The most interesting stories of the early days of Earlington was told to me by A.O. Richards (first principal of West Hopkins and son of W.L. Richards) and his cousin Miss Edith Richards (retired elementary teacher). It is the story of a Mrs. Germaine who in 1870 ran Earlington’s first boarding house (which was also its first building). She was also their grandmother. Mr. Richards says the area around St. Bernard’s #11 mine was known as the village of Crabtree. It is to here that his story will lead.Prior to our Civil War, a group of coal miners left England for a new life in the U.S. Two of these men included an uncle and his 15-year old nephew Zachariah Richards who like many miners from England, Wales, & Ireland migrated to Kentucky. Earlington is where the St. Bernard Coal Company had begun establishing new mines and soon Zachariah became one of the many immigrant miners here.

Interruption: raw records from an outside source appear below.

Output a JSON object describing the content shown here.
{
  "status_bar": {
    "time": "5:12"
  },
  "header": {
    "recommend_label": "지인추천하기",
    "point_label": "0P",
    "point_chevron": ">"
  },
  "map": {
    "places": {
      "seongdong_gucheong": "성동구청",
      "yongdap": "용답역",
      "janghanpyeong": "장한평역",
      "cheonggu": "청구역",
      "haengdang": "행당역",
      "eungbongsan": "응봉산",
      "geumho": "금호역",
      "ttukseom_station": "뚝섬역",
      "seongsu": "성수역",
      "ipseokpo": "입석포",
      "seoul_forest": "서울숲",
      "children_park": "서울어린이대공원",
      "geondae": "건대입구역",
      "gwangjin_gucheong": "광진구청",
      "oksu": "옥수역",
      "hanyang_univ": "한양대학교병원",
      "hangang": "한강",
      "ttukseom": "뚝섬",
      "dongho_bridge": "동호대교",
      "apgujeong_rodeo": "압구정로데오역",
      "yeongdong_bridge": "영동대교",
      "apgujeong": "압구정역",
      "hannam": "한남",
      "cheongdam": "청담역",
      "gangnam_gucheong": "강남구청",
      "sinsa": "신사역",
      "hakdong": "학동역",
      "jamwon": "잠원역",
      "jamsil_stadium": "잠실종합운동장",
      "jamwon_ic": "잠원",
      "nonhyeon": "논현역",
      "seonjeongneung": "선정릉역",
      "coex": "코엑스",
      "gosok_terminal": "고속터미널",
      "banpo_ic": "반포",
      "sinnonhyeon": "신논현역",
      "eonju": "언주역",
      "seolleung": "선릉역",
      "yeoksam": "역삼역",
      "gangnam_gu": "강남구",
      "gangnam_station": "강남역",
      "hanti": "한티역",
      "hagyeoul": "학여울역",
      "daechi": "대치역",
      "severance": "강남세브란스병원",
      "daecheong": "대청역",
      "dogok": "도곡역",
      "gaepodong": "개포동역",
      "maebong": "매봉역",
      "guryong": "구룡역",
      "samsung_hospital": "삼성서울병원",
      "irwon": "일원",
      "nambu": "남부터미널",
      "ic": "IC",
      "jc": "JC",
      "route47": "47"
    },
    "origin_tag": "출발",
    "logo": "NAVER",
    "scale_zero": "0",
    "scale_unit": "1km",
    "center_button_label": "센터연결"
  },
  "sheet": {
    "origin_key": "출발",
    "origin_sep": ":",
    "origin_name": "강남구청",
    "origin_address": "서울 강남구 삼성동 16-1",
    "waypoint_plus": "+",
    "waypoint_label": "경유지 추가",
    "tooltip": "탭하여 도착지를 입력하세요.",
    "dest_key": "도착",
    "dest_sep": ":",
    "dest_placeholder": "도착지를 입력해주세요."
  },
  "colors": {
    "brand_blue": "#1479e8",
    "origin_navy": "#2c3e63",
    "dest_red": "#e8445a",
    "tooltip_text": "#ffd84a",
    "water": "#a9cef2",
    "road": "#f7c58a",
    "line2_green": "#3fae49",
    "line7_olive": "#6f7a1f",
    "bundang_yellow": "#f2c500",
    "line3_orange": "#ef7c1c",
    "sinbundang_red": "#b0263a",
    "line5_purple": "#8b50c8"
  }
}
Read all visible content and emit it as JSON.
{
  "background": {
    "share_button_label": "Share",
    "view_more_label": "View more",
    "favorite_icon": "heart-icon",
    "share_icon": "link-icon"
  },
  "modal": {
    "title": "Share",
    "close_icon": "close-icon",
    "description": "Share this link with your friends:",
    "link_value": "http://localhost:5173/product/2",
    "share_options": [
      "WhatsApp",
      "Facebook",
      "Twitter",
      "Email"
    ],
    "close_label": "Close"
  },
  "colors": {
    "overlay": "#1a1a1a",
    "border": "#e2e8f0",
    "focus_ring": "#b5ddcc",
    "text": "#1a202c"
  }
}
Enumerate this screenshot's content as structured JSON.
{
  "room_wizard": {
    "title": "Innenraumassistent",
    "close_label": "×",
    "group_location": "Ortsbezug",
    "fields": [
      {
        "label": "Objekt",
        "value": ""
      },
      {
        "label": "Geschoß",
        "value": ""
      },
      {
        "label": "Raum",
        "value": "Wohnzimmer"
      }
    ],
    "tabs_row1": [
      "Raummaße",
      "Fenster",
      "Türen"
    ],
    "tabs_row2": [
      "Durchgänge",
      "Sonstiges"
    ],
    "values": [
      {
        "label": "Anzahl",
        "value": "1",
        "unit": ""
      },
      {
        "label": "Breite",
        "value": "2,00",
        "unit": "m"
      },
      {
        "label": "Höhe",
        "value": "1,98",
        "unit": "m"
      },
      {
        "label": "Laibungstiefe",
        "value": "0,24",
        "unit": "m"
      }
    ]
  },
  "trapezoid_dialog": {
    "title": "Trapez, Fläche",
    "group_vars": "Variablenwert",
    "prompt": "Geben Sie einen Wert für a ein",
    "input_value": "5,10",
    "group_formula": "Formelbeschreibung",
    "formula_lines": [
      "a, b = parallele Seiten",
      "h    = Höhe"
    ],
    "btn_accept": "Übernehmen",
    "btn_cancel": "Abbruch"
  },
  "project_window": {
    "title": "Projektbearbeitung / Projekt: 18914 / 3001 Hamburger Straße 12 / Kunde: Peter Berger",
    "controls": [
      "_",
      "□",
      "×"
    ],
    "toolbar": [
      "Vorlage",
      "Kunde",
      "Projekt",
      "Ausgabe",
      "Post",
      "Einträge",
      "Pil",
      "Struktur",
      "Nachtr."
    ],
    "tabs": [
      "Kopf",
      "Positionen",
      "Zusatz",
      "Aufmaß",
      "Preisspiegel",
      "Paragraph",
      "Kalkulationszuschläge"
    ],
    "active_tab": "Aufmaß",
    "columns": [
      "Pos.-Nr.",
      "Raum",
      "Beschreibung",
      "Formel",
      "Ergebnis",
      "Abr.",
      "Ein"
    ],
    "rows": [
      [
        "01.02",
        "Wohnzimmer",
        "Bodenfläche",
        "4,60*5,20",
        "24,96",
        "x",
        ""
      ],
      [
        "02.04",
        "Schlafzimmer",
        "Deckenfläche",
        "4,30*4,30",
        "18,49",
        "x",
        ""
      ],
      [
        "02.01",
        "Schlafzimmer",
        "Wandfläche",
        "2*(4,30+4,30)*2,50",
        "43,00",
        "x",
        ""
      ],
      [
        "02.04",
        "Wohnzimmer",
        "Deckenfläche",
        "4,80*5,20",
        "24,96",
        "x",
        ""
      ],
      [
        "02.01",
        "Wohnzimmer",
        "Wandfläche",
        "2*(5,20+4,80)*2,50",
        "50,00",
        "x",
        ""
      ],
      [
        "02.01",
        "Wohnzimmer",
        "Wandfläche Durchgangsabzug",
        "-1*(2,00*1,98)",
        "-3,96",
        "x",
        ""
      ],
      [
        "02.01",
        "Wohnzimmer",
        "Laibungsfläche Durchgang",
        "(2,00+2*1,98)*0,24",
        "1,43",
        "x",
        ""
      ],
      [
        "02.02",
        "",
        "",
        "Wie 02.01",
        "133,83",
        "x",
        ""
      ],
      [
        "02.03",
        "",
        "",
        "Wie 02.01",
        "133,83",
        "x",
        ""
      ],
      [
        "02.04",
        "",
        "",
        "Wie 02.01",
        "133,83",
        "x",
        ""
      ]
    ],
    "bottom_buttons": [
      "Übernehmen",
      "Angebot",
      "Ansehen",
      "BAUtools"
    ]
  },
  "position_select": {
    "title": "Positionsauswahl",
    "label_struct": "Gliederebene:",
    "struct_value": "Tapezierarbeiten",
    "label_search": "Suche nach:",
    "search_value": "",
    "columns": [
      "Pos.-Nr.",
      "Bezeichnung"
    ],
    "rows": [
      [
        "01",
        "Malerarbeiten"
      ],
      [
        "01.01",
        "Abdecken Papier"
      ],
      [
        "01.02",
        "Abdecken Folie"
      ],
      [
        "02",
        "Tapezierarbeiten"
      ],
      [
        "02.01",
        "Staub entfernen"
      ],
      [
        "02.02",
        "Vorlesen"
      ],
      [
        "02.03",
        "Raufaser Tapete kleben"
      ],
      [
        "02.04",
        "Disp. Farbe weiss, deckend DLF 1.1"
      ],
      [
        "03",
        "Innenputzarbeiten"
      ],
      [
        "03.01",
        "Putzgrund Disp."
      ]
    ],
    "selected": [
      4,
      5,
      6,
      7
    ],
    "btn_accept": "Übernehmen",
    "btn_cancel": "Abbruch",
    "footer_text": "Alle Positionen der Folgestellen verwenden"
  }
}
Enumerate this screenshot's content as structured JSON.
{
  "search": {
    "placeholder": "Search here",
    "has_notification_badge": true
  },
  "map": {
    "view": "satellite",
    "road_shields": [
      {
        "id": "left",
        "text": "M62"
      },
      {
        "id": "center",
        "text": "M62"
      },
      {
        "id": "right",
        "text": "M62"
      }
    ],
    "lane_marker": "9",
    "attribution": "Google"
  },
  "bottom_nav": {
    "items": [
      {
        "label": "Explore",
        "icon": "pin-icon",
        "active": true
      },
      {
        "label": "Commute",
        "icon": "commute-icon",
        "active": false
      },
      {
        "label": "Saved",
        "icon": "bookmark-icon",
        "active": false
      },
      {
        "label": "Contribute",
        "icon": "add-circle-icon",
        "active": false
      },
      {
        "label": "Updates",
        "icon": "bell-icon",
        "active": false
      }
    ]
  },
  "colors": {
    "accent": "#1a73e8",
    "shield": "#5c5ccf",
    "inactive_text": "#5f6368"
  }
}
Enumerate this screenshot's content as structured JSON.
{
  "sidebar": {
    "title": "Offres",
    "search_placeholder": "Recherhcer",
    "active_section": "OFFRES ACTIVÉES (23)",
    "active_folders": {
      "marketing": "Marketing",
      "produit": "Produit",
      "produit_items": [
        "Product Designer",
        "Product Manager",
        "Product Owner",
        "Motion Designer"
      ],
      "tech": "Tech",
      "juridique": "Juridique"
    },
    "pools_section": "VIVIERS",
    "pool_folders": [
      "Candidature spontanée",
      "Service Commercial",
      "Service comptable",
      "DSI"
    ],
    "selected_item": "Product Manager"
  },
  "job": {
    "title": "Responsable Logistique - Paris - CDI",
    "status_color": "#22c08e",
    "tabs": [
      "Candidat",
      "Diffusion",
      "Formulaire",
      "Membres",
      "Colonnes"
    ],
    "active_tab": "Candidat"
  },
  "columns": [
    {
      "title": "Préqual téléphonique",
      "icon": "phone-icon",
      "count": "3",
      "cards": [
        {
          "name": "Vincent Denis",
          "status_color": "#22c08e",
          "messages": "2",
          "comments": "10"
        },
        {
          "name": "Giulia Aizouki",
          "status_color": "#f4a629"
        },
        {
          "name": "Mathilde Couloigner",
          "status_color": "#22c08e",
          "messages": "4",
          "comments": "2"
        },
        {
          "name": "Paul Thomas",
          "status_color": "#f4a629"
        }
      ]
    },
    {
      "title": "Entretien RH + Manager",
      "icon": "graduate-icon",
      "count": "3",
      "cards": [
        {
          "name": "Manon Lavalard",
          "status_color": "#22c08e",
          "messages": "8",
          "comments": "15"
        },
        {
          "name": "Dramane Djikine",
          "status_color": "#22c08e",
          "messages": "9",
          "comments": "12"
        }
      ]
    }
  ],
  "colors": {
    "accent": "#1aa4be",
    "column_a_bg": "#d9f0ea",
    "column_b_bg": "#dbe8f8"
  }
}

Ten years later, about 1870, in Europe, Prussia and France began what was known as the Franco-Prussian War. Prussia defeated France, taking over her provinces of Alsace and Lorraine, consolidating the small surrounding German countries and creating a modern day Germany known as the German Empire. Living in Alsace-Lorraine at that time was a French family -- the Germaines -- with their two small children Clara and Mary. The family became caught between two cultures and, unwilling to accept German persecution, they too left their home for a new life in the U.S. Mr. Germaine had heard of the mines in Kentucky and, as did many miners, went ahead to search for work before sending for his family. The Richards and the Germaine families arrived in Hopkins County (at that time known as Henderson County) where both men joined the swelling ranks of immigrant miners. Mrs. Germaine, who spoke no English, obtained the job of running the first boarding house at the entrance of the #11 mines. Sadly, Mr. Germaine lived only two years after their arrival and was buried in the St Charles Christian Privilege Cemetery. Mrs. Germaine was left alone in her new country except for her two daughters.
As it happened, Zack kept rooms at the boarding house, and he and Mrs. Germaine soon became friends. Two years later in March of 1874 they were wed. Zack and Marie Hortense (LaMont) Richards bore a son William Joe (W.J.) some three years hence. Then for some unknown reason some time before 1879, they moved to the Indian Territories of Oklahoma remaining conspicuously absent from Hopkins County’s 1880 census and school records. A second son, George, was born soon after they reached Oklahoma where Zack again worked in the mines and Hortense ran another boarding house. The couple returned to Hopkins County before 1884 when records show they purchased 380 acres in Beulah with a Mrs. Robinson who later sold her half to a Mr. Lester. The land was later evenly divided with 160 acres each going to the Lesters and Richards. Although Zack Richards had finally become a farmer, he had worked so many years in the mines he now suffered from black lung. On March 21, 1926, Zack died at the age of 81. His wife Hortense at this time was 96, crippled with arthritis, and existed only to be with her husband. Thus no one was surprised when at his death, she lost the will to live and sadly remarked that they might "just as well dig another grave." Three days later on March 24 just as she had predicted Hortense passed away, and she and her beloved husband became reunited--this time for all eternity. She was laid to rest beside him in Old Beulah Cemetery.
I found this lovely story most interesting. Some of you may be familiar with the descendants of the younger Richards’ son George--John Richards; Mrs. Ruth (Curtis) Richards Davis of Dalton; Grace Richards, deceased after becoming despondent on learning of the death of her brother Zack (a Marine killed in WW II at Okinawa and named for his grandfather); and, of course, Miss Edith who filled in many of the blanks in the story. The one puzzle we were not able to solve was why Hortense’s last name was listed as "Pebler" in the Hopkins County Marriage Records of 1869-1900. Perhaps it was because she spoke with such a heavy French accent she was not understood by the clerk, or since she was reared by various family members she might have taken their names from time to time. Nonetheless, I hope you enjoyed her story as much as I did researching it.